Like the Jets, the Penguins’ place on this list is dependent on a few things. First, how soon will Alex Galchenyuk and Nick Bjugstad be back? Second, what is the outlook on Evgeni Malkin’s injury? Will he be sidelined for another week or is Pittsburgh looking at another month-plus without the star pivot? And finally, is anyone willing to take on Erik Gudbranson or Jack Johnson’s contract?

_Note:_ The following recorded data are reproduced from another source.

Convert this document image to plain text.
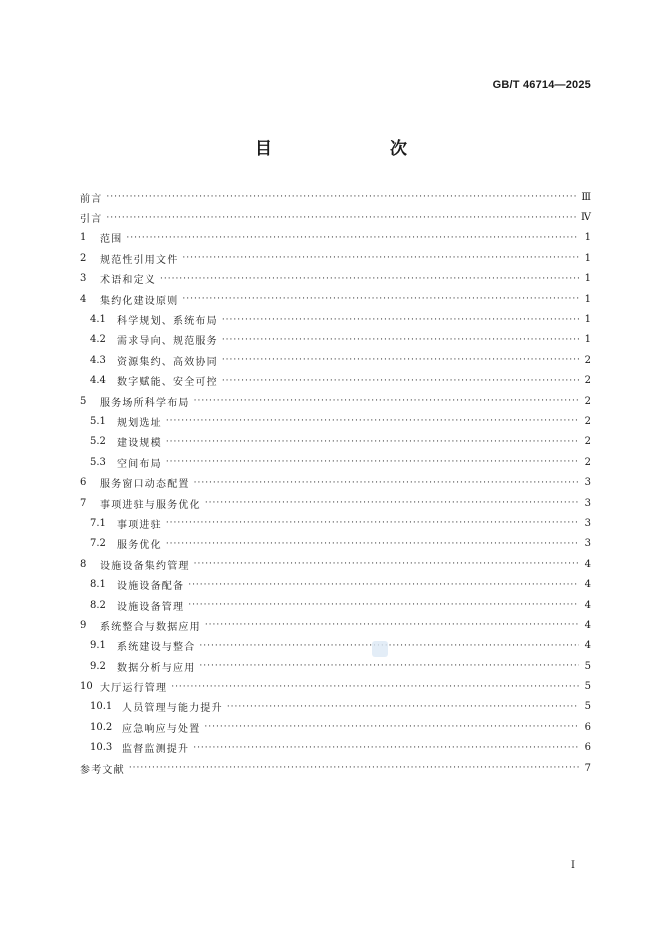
GB/T 46714—2025
目　　次
前言 ·····	Ⅲ
引言 ·····	Ⅳ
1	范围 ·····	1
2	规范性引用文件 ·····	1
3	术语和定义 ·····	1
4	集约化建设原则 ·····	1
4.1	科学规划、系统布局 ·····	1
4.2	需求导向、规范服务 ·····	1
4.3	资源集约、高效协同 ·····	2
4.4	数字赋能、安全可控 ·····	2
5	服务场所科学布局 ·····	2
5.1	规划选址 ·····	2
5.2	建设规模 ·····	2
5.3	空间布局 ·····	2
6	服务窗口动态配置 ·····	3
7	事项进驻与服务优化 ·····	3
7.1	事项进驻 ·····	3
7.2	服务优化 ·····	3
8	设施设备集约管理 ·····	4
8.1	设施设备配备 ·····	4
8.2	设施设备管理 ·····	4
9	系统整合与数据应用 ·····	4
9.1	系统建设与整合 ·····	4
9.2	数据分析与应用 ·····	5
10 大厅运行管理 ·····	5
10.1 人员管理与能力提升 ·····	5
10.2 应急响应与处置 ·····	6
10.3 监督监测提升 ·····	6
参考文献 ·····	7
Ⅰ
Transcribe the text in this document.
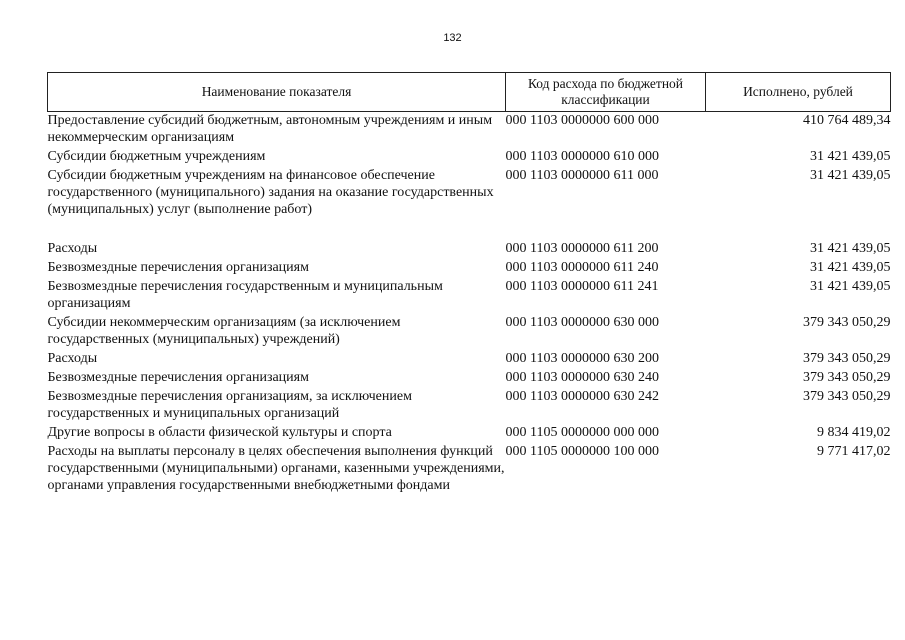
132
Наименование показателя	Код расхода по бюджетной классификации	Исполнено, рублей
Предоставление субсидий бюджетным, автономным учреждениям и иным некоммерческим организациям	000 1103 0000000 600 000	410 764 489,34
Субсидии бюджетным учреждениям	000 1103 0000000 610 000	31 421 439,05
Субсидии бюджетным учреждениям на финансовое обеспечение государственного (муниципального) задания на оказание государственных (муниципальных) услуг (выполнение работ)	000 1103 0000000 611 000	31 421 439,05

Расходы	000 1103 0000000 611 200	31 421 439,05
Безвозмездные перечисления организациям	000 1103 0000000 611 240	31 421 439,05
Безвозмездные перечисления государственным и муниципальным организациям	000 1103 0000000 611 241	31 421 439,05
Субсидии некоммерческим организациям (за исключением государственных (муниципальных) учреждений)	000 1103 0000000 630 000	379 343 050,29
Расходы	000 1103 0000000 630 200	379 343 050,29
Безвозмездные перечисления организациям	000 1103 0000000 630 240	379 343 050,29
Безвозмездные перечисления организациям, за исключением государственных и муниципальных организаций	000 1103 0000000 630 242	379 343 050,29
Другие вопросы в области физической культуры и спорта	000 1105 0000000 000 000	9 834 419,02
Расходы на выплаты персоналу в целях обеспечения выполнения функций государственными (муниципальными) органами, казенными учреждениями, органами управления государственными внебюджетными фондами	000 1105 0000000 100 000	9 771 417,02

That last one might be the real sticking point here, too. Neither Gudbranson or Johnson has been a fit with the Penguins. Already, both veterans have sat as healthy scratches this season. And at a combined $7.25 million against the cap, the contracts are handcuffing Pittsburgh. The difficulty is finding a suitor for one or either of the rearguards, and the only way the Penguins might logically be able to rid themselves of the deals is by sweetening the deal for a trade partner. Add in a pick, add in a prospect, add in something to get another team to take those deals off the Penguins’ hands.
If Pittsburgh is looking to make a move, the likely addition is either a defender to replace Gudbranson or Johnson or a depth forward. The Penguins have received contributions from Sam Lafferty, Joey Blandisi and Adam Johnson early this season, but shoring up that bottom six is the only way Pittsburgh is really going to contend this season.